Out-of-control rocket about to hit the moon is not a SpaceX Falcon 9, astronomers now say: report

See the SpaceX recall?

If you spot the booster in a telescope before it reaches the moon, let us know! Send images and comments to [email protected].

A rocket scene set to hit the moon on March 4 may not be from SpaceX after all.

The astronomer credited with discovering the upcoming impact, Bill Gray, announced on Saturday February 12 that he had erred in identifying the rocket as a former SpaceX Falcon 9 rocket stage that helped launch the Deep satellite. Space Climate Observatory in 2015.

Rather, Gray suggests the scene could be part of a Long March 3C rocket that launched China’s Chang’e 5-T1 mission in October 2014. This spacecraft was a predecessor to Chang’e 5, the 2020 mission who performed a robotic return of lunar samples. .)

Gray manages the Project Pluto software used to track near-Earth objects and posted a correction notice on its website Saturday, Feb. 12 after receiving a note from NASA Jet Propulsion Laboratory engineer Jon Giorgini.

“He [Giorgini] wrote to Gray on Saturday morning explaining that the trajectory of the DSCOVR spacecraft did not come particularly close to the moon, so it would be a bit odd if the second stage moved far enough away to hit it,” wrote Eric Berger on Ars Technica, who first reported the errant recall three weeks ago on Saturday.

Video: The rocket stage will hit the moon, seen by the virtual telescope project

An image of the rocket stage heading for an impact on the moon on March 4, as seen on February 6, 2022, when it was thought to be an upper stage of SpaceX Falcon 9. Astronomers tracking it now say it’s likely a Chinese rocket stage. (Image credit: Virtual Telescope Project)

The rocket stage, regardless of its origin story, is still set to crash into the far side of the moon on March 4 at 7:25 a.m.
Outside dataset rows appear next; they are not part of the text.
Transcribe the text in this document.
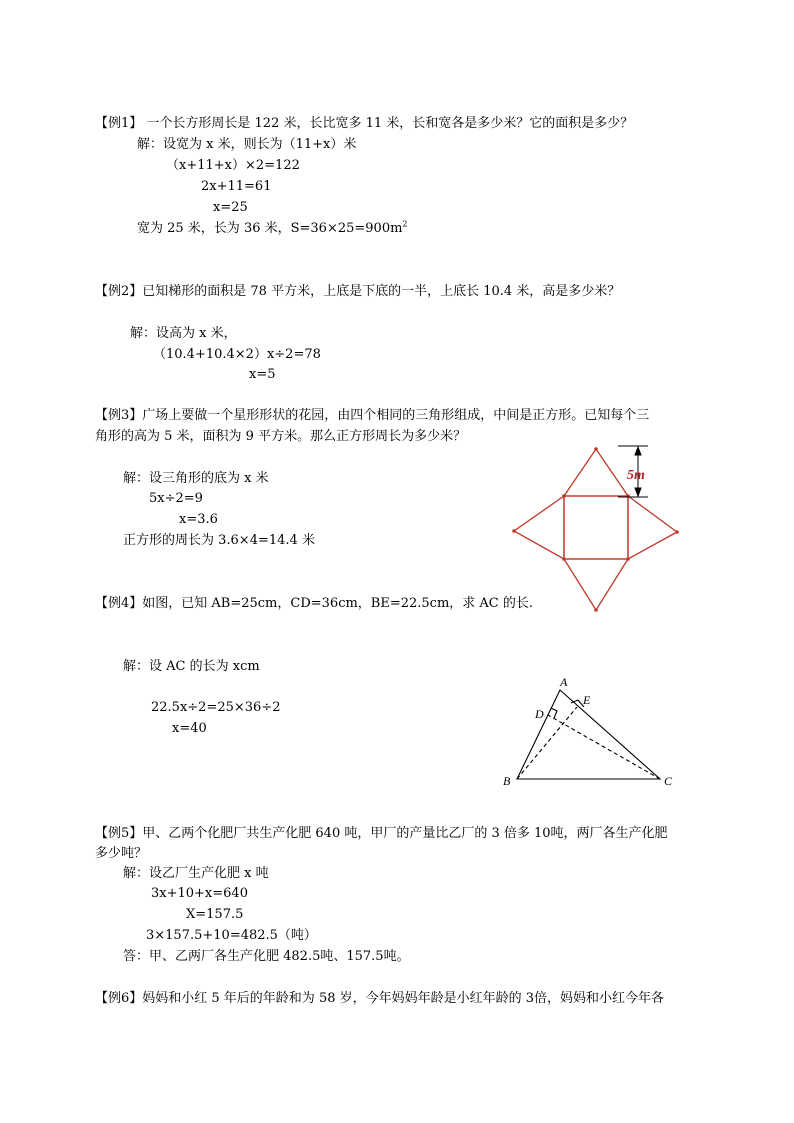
【例1】 一个长方形周长是 122 米，长比宽多 11 米，长和宽各是多少米？它的面积是多少？
解：设宽为 x 米，则长为（11+x）米
（x+11+x）×2=122
2x+11=61
x=25
宽为 25 米，长为 36 米，$S=36\times 25=900m^2$
【例2】已知梯形的面积是 78 平方米，上底是下底的一半，上底长 10.4 米，高是多少米？
解：设高为 x 米，
（10.4+10.4×2）x÷2=78
x=5
【例3】广场上要做一个星形形状的花园，由四个相同的三角形组成，中间是正方形。已知每个三
角形的高为 5 米，面积为 9 平方米。那么正方形周长为多少米？
解：设三角形的底为 x 米
5x÷2=9
x=3.6
正方形的周长为 3.6×4=14.4 米
【例4】如图，已知 AB=25cm，CD=36cm，BE=22.5cm，求 AC 的长.
解：设 AC 的长为 xcm
22.5x÷2=25×36÷2
x=40
【例5】甲、乙两个化肥厂共生产化肥 640 吨，甲厂的产量比乙厂的 3 倍多 10吨，两厂各生产化肥
多少吨？
解：设乙厂生产化肥 x 吨
3x+10+x=640
X=157.5
3×157.5+10=482.5（吨）
答：甲、乙两厂各生产化肥 482.5吨、157.5吨。
【例6】妈妈和小红 5 年后的年龄和为 58 岁，今年妈妈年龄是小红年龄的 3倍，妈妈和小红今年各
5m
A
E
D
B	C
EDT (1225 GMT), and it won’t be visible from Earth. Nonetheless, Gray explained on his website why he believed he made a mistake in identification.

“Prompted by Jon’s email, I dug through my email archives to remember why I had originally identified the subject as the DSCOVR stage in the first place, seven years ago. I did this by digging with confidence it would prove the object was, in fact, the second stage of the DSCOVR,” Gray wrote in his update.

It was using data from the Catalina Sky Survey which typically tracks near-Earth objects to assess threats to Earth, Gray wrote. Catalina found an object about a month after launching DSCOVR, designated WE0913A and initially believed to be a natural object.

“Soon after, an astronomer in Brazil noted on a chat group that the object was orbiting the earth, not the sun, suggesting it could be a man-made object. “, said Gray. After a conversation with the astronomer, Gray and other researchers discovered that WE0913A had passed the moon two days after DSCOVR’s launch.

“I and others have come to accept identification with the second stage [of Falcon 9] as correct. The object had about the brightness we expected, and had come in at the expected time and was moving in a reasonable orbit,” Gray continued, but noted that the evidence was “circumstantial” rather than fully conclusive.

A Long March 3C rocket launched Chang’e 5 T1, China’s first uncrewed round-trip lunar mission, from the Xichang Satellite Launch Center in October 2014. (Image credit: China Aerospace Science and Technology Corporation)

“In hindsight,” Gray continued, “I should have noticed some odd things about WE0913A’s orbit. Assuming there were no maneuvers, it would have been in a somewhat odd orbit around the earth before the lunar flyby. At its highest point it would be close to the moon’s orbit; at its lowest (perigee), about a third of that distance. I would have expected the perigee be near the surface of the earth. The perigee seemed quite high.”

At first, Gray thought that these variations could be due to leakage of remaining fuel, which is very common in older rocket stages. That said, such a change in DISCOVR’s trajectory would have required an unusual amount of fuel, although still possible.

“I didn’t have a trajectory for DSCOVR at the time, and the lunar flyby seemed quite plausible. [as] spacecraft often use a lunar flyby to adjust their orbits,” Gray said. But after receiving the email, he searched the records for an object launched shortly before March 2015, into a “high passing orbit.” in front of the moon “that few spacecraft reach.

This led him to Chang’e 5 T1; the evidence is still not entirely conclusive and based on running its projected orbit in time, but added confidence comes from Jonathan McDowell, an astrophysicist at the Harvard-Smithsonian Center for Astrophysics who typically tracks space objects and junk spatial.

“McDowell sent orbital elements for an amateur radio cubesat that got a ‘carpool’ with the booster, and it’s a very close match,” Gray wrote, adding. “In a sense, it’s still ‘circumstantial’ evidence. But I would consider it pretty compelling evidence.”